While young people often vote less than other age groups, they make up a significant portion of the eligible voting population. This means they have the potential to have a lot of influence in politics if more young adults choose to vote.

The boomer electorate is also decreasing in size, and experts suggest that millennials will soon be the most influential group in U.S. elections. 

Studies have shown that people who are repeat voters are less likely to skip voting in the future. This is why it is crucial to start voting young and form a life-long habit of voting.

Many young people who don’t vote say they feel as if their vote doesn’t matter. Millennials, for example, reported feeling “disillusioned” by the 2016 presidential candidates, and as a result, many chose to skip voting.

However, individual votes do matter. In 2009, Minnesota Sen. Al Franken won by a mere 312 votes.

Because young people are just starting out in their professional lives and careers, they are especially vulnerable to the effects that elections might have on the economy.

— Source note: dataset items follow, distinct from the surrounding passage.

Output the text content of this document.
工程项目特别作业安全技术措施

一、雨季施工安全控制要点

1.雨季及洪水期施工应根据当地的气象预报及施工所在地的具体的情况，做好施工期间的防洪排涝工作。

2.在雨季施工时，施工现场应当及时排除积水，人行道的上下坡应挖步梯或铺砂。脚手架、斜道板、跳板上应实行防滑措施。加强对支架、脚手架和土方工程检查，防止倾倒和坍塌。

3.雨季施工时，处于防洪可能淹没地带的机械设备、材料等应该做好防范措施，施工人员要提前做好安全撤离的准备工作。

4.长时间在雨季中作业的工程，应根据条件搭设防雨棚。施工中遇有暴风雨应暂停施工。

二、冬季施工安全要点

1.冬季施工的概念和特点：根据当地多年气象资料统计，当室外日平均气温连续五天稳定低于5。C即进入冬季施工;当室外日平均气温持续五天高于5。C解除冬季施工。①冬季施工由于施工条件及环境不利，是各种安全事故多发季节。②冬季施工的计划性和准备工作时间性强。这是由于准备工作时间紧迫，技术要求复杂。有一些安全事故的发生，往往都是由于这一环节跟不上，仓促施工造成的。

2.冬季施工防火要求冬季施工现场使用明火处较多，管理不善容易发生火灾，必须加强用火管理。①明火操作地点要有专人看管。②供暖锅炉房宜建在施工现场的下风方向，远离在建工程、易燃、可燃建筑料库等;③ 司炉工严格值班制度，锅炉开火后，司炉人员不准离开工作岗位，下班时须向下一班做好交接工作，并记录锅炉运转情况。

Student loans and a lack of jobs were financially devastating to young voters after the Great Recession.

It is important for young adults to vote for the issues that affect them because they are the ones who will have to live with the consequences the longest.

College campuses are now doing more to promote voting as a duty of citizenship, and there are now more resources than ever available to students to aid and guide them in the process of voting should they choose to do so.

Some college students may not feel like voting for what politicians they want to represent them is important, but it is likely that their minds could change a few years out of college. There are many unique challenges traditional students will face in the years after college graduation, such as finding a job, buying a house or buying insurance.

All of these things and more are affected by the outcomes of elections, and that is why all young adults should take the time to cast their votes.